The second is the ‘sleep’ story: when you die your body goes back to the earth, and there you lie, your soul at rest. At some point in the future, Jesus will return to the earth, and the dead will rise again from the earth with new bodies. God will create a new heaven and a new earth, and will come down and make his permanent home on the new Earth in a great city (the new Jerusalem) with the believers.

Both these threads are there in the NT, to a greater or lesser extent. The second is perhaps nearer to the theology of Paul, say, and the first to the writer of Revelation*.

What was interesting about this weekend, was the way the family and church had completely opted for the first story. That was the model which guided all discussion and all the messages preached at the services. But the bible verses quoted were specifically those of the second. So we had the famous 1 Thess 4 reading, surely the epitome of sleep-story references, immediately followed by the pastor saying (I paraphrase) – “yes, as the reading says, X is now in heaven with Jesus”.

Now, don’t get me wrong, a harrowing situation like this is *not* the time to be worried about consistency in theology. If religion has any use it is in times like this, when the *effect* of the words are far more important than their logic. But I did find it interesting and curious.
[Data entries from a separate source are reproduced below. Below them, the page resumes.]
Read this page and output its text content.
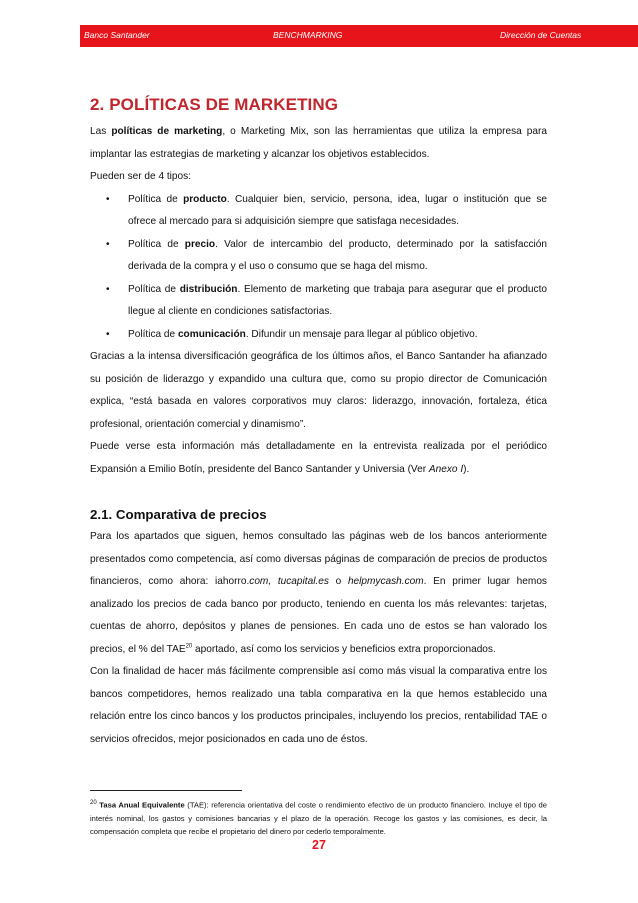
Banco Santander	BENCHMARKING	Dirección de Cuentas
2. POLÍTICAS DE MARKETING

Las políticas de marketing, o Marketing Mix, son las herramientas que utiliza la empresa para implantar las estrategias de marketing y alcanzar los objetivos establecidos.

Pueden ser de 4 tipos:

• Política de producto. Cualquier bien, servicio, persona, idea, lugar o institución que se ofrece al mercado para si adquisición siempre que satisfaga necesidades.
• Política de precio. Valor de intercambio del producto, determinado por la satisfacción derivada de la compra y el uso o consumo que se haga del mismo.
• Política de distribución. Elemento de marketing que trabaja para asegurar que el producto llegue al cliente en condiciones satisfactorias.
• Política de comunicación. Difundir un mensaje para llegar al público objetivo.

Gracias a la intensa diversificación geográfica de los últimos años, el Banco Santander ha afianzado su posición de liderazgo y expandido una cultura que, como su propio director de Comunicación explica, “está basada en valores corporativos muy claros: liderazgo, innovación, fortaleza, ética profesional, orientación comercial y dinamismo”.

Puede verse esta información más detalladamente en la entrevista realizada por el periódico Expansión a Emilio Botín, presidente del Banco Santander y Universia (Ver Anexo I).

2.1. Comparativa de precios

Para los apartados que siguen, hemos consultado las páginas web de los bancos anteriormente presentados como competencia, así como diversas páginas de comparación de precios de productos financieros, como ahora: iahorro.com, tucapital.es o helpmycash.com. En primer lugar hemos analizado los precios de cada banco por producto, teniendo en cuenta los más relevantes: tarjetas, cuentas de ahorro, depósitos y planes de pensiones. En cada uno de estos se han valorado los precios, el % del TAE$^{20}$ aportado, así como los servicios y beneficios extra proporcionados.

Con la finalidad de hacer más fácilmente comprensible así como más visual la comparativa entre los bancos competidores, hemos realizado una tabla comparativa en la que hemos establecido una relación entre los cinco bancos y los productos principales, incluyendo los precios, rentabilidad TAE o servicios ofrecidos, mejor posicionados en cada uno de éstos.

$^{20}$ Tasa Anual Equivalente (TAE): referencia orientativa del coste o rendimiento efectivo de un producto financiero. Incluye el tipo de interés nominal, los gastos y comisiones bancarias y el plazo de la operación. Recoge los gastos y las comisiones, es decir, la compensación completa que recibe el propietario del dinero por cederlo temporalmente.
27
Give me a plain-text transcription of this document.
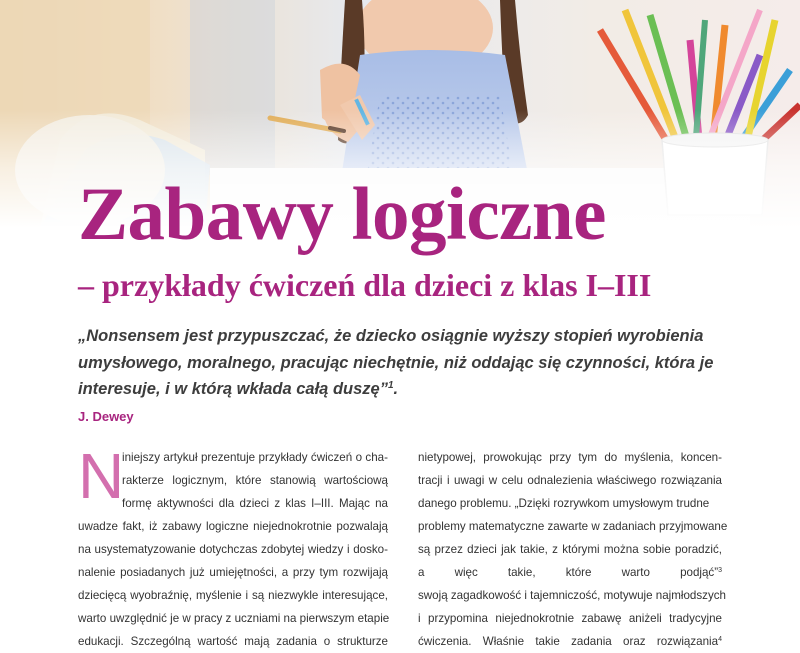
Zabawy logiczne
– przykłady ćwiczeń dla dzieci z klas I–III

„Nonsensem jest przypuszczać, że dziecko osiągnie wyższy stopień wyrobienia umysłowego, moralnego, pracując niechętnie, niż oddając się czynności, która je interesuje, i w którą wkłada całą duszę”$^1$.

J. Dewey

N
iniejszy artykuł prezentuje przykłady ćwiczeń o cha-
rakterze logicznym, które stanowią wartościową
formę aktywności dla dzieci z klas I–III. Mając na
uwadze fakt, iż zabawy logiczne niejednokrotnie pozwalają
na usystematyzowanie dotychczas zdobytej wiedzy i dosko-
nalenie posiadanych już umiejętności, a przy tym rozwijają
dziecięcą wyobraźnię, myślenie i są niezwykle interesujące,
warto uwzględnić je w pracy z uczniami na pierwszym etapie
edukacji. Szczególną wartość mają zadania o strukturze
nietypowej, prowokując przy tym do myślenia, koncen-
tracji i uwagi w celu odnalezienia właściwego rozwiązania
danego problemu. „Dzięki rozrywkom umysłowym trudne
problemy matematyczne zawarte w zadaniach przyjmowane
są przez dzieci jak takie, z którymi można sobie poradzić,
a więc takie, które warto podjąć”$^3$
swoją zagadkowość i tajemniczość, motywuje najmłodszych
i przypomina niejednokrotnie zabawę aniżeli tradycyjne
ćwiczenia. Właśnie takie zadania oraz rozwiązania$^4$
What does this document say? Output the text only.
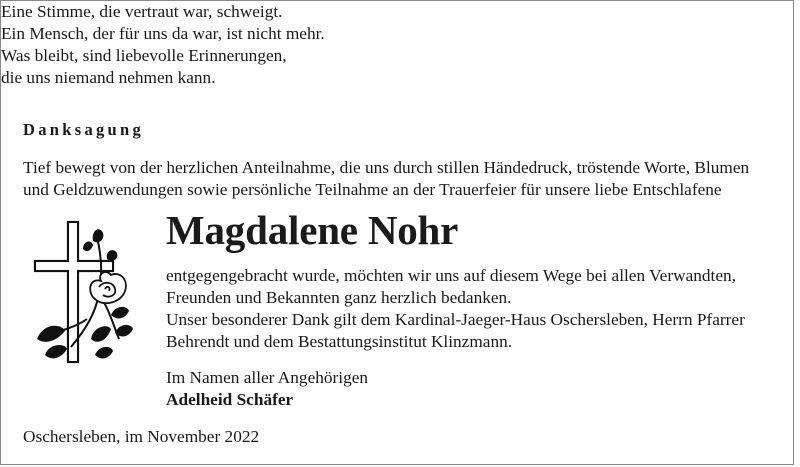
Eine Stimme, die vertraut war, schweigt.
Ein Mensch, der für uns da war, ist nicht mehr.
Was bleibt, sind liebevolle Erinnerungen,
die uns niemand nehmen kann.
Danksagung
Tief bewegt von der herzlichen Anteilnahme, die uns durch stillen Händedruck, tröstende Worte, Blumen
und Geldzuwendungen sowie persönliche Teilnahme an der Trauerfeier für unsere liebe Entschlafene
Magdalene Nohr
entgegengebracht wurde, möchten wir uns auf diesem Wege bei allen Verwandten,
Freunden und Bekannten ganz herzlich bedanken.
Unser besonderer Dank gilt dem Kardinal-Jaeger-Haus Oschersleben, Herrn Pfarrer
Behrendt und dem Bestattungsinstitut Klinzmann.
Im Namen aller Angehörigen
Adelheid Schäfer
Oschersleben, im November 2022
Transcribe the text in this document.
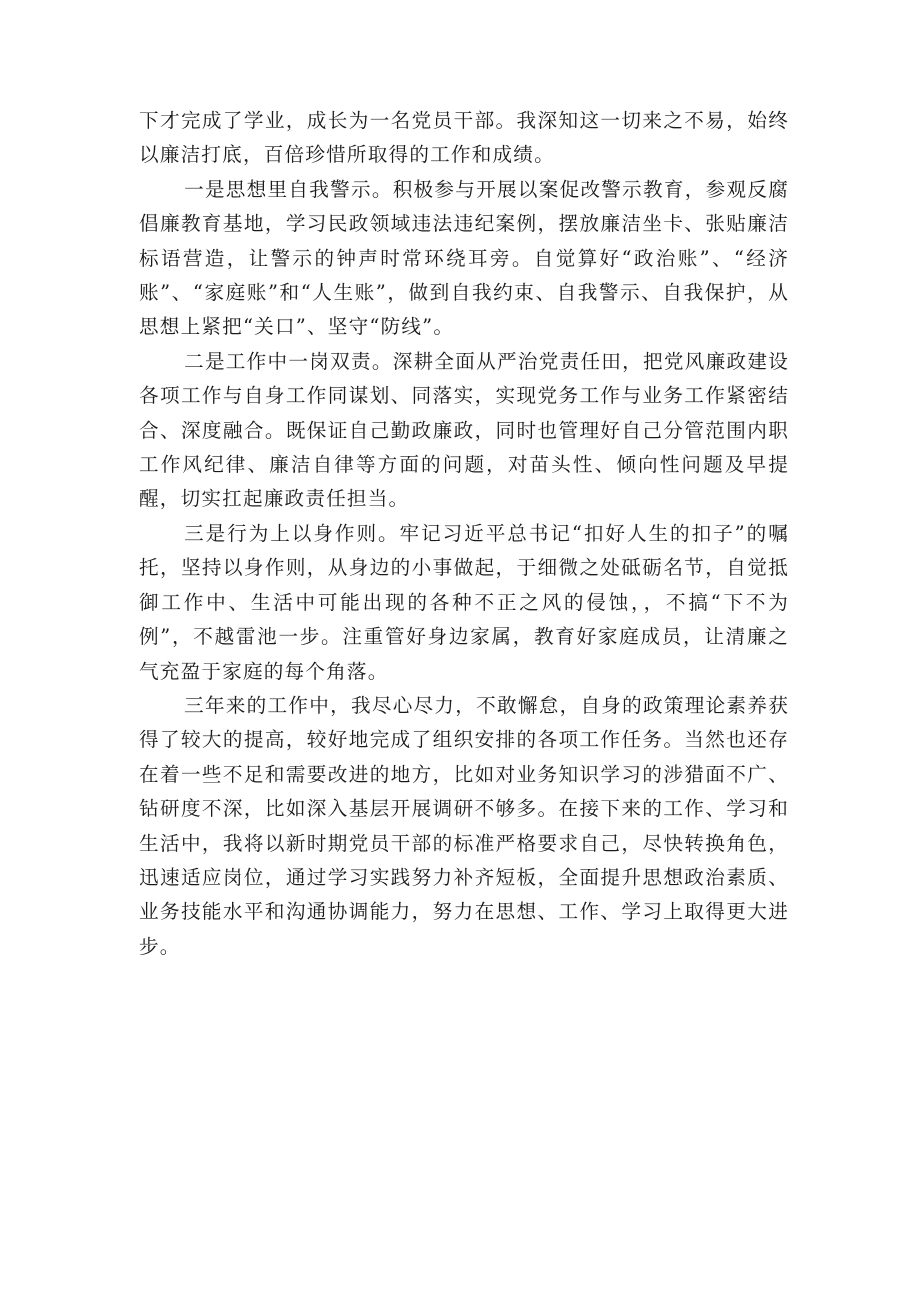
下才完成了学业，成长为一名党员干部。我深知这一切来之不易，始终以廉洁打底，百倍珍惜所取得的工作和成绩。

一是思想里自我警示。积极参与开展以案促改警示教育，参观反腐倡廉教育基地，学习民政领域违法违纪案例，摆放廉洁坐卡、张贴廉洁标语营造，让警示的钟声时常环绕耳旁。自觉算好“政治账”、“经济账”、“家庭账”和“人生账”，做到自我约束、自我警示、自我保护，从思想上紧把“关口”、坚守“防线”。

二是工作中一岗双责。深耕全面从严治党责任田，把党风廉政建设各项工作与自身工作同谋划、同落实，实现党务工作与业务工作紧密结合、深度融合。既保证自己勤政廉政，同时也管理好自己分管范围内职工作风纪律、廉洁自律等方面的问题，对苗头性、倾向性问题及早提醒，切实扛起廉政责任担当。

三是行为上以身作则。牢记习近平总书记“扣好人生的扣子”的嘱托，坚持以身作则，从身边的小事做起，于细微之处砥砺名节，自觉抵御工作中、生活中可能出现的各种不正之风的侵蚀，，不搞“下不为例”，不越雷池一步。注重管好身边家属，教育好家庭成员，让清廉之气充盈于家庭的每个角落。

三年来的工作中，我尽心尽力，不敢懈怠，自身的政策理论素养获得了较大的提高，较好地完成了组织安排的各项工作任务。当然也还存在着一些不足和需要改进的地方，比如对业务知识学习的涉猎面不广、钻研度不深，比如深入基层开展调研不够多。在接下来的工作、学习和生活中，我将以新时期党员干部的标准严格要求自己，尽快转换角色，迅速适应岗位，通过学习实践努力补齐短板，全面提升思想政治素质、业务技能水平和沟通协调能力，努力在思想、工作、学习上取得更大进步。
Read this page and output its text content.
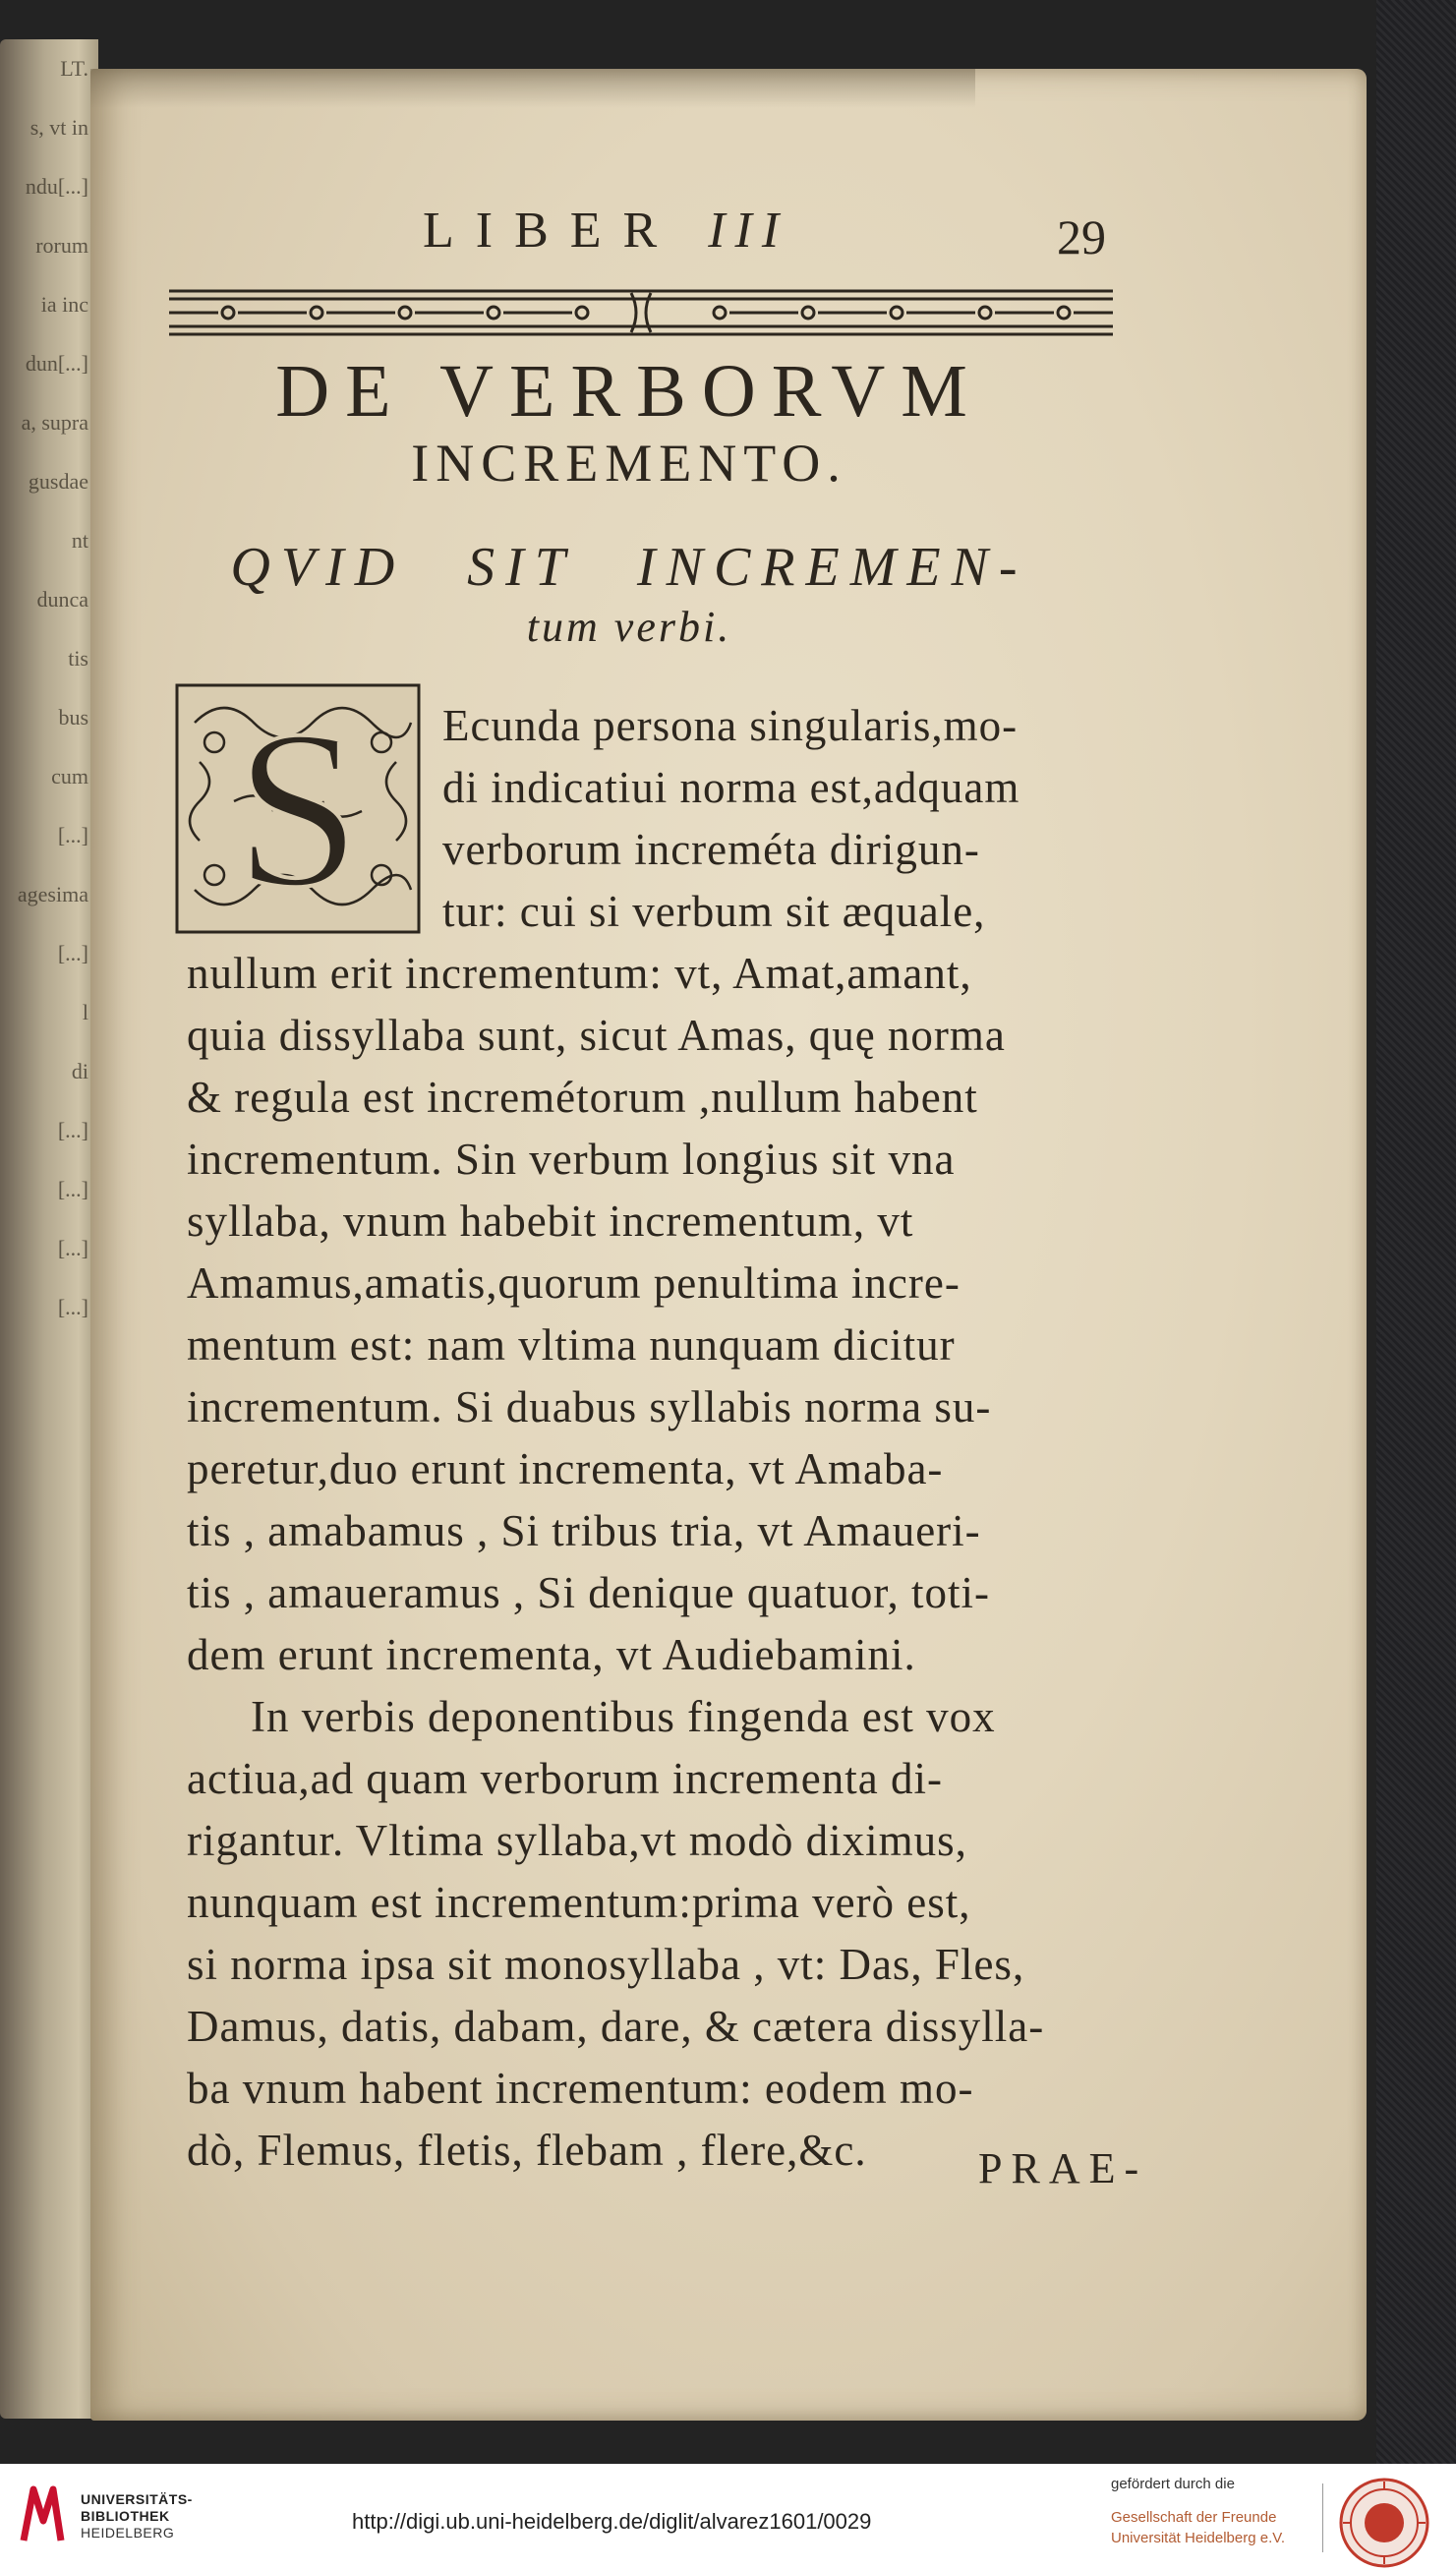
LT.
s, vt in
ndu[...]
rorum
ia inc
dun[...]
a, supra
gusdae
nt
dunca
tis
bus
cum
[...]
agesima
[...]
l
di
[...]
[...]
[...]
[...]
LIBER III	29
DE VERBORVM
INCREMENTO.
QVID SIT INCREMEN-
tum verbi.
S Ecunda persona singularis,mo-
di indicatiui norma est,adquam
verborum increméta dirigun-
tur: cui si verbum sit æquale,
nullum erit incrementum: vt, Amat,amant,
quia dissyllaba sunt, sicut Amas, quę norma
& regula est incremétorum ,nullum habent
incrementum. Sin verbum longius sit vna
syllaba, vnum habebit incrementum, vt
Amamus,amatis,quorum penultima incre-
mentum est: nam vltima nunquam dicitur
incrementum. Si duabus syllabis norma su-
peretur,duo erunt incrementa, vt Amaba-
tis , amabamus , Si tribus tria, vt Amaueri-
tis , amaueramus , Si denique quatuor, toti-
dem erunt incrementa, vt Audiebamini.
In verbis deponentibus fingenda est vox
actiua,ad quam verborum incrementa di-
rigantur. Vltima syllaba,vt modò diximus,
nunquam est incrementum:prima verò est,
si norma ipsa sit monosyllaba , vt: Das, Fles,
Damus, datis, dabam, dare, & cætera dissylla-
ba vnum habent incrementum: eodem mo-
dò, Flemus, fletis, flebam , flere,&c.	PRAE-
UNIVERSITÄTS-
BIBLIOTHEK
HEIDELBERG	http://digi.ub.uni-heidelberg.de/diglit/alvarez1601/0029
gefördert durch die
Gesellschaft der Freunde
Universität Heidelberg e.V.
I wondered to my wife beforehand which story they’d go with, being a family that is quite evangelical (and conservative evangelicalism is the context I’ve come across the second story in, the first is much more culturally common here). The little corner of my brain still engaged as a biblical geek (which, it must be said, was a tiny fraction that day), found it an interesting compromise.

At some point, I think it would be interesting to think and write something about religion and rites of passage, particularly in how we deal with death. But now’s not the right time, now’s the time to comment briefly and focus on rebuilding our family.

* For clarity: I don’t mean to suggest either story is a fair portrayal of Paul or John’s theology of death, or that either is a ‘good’ exegetical story at all. Just that, if you wanted to quote-mine the NT for support, you would probably want to start in Paul for the sleep story and Revelation (or the gospels) for the heaven story.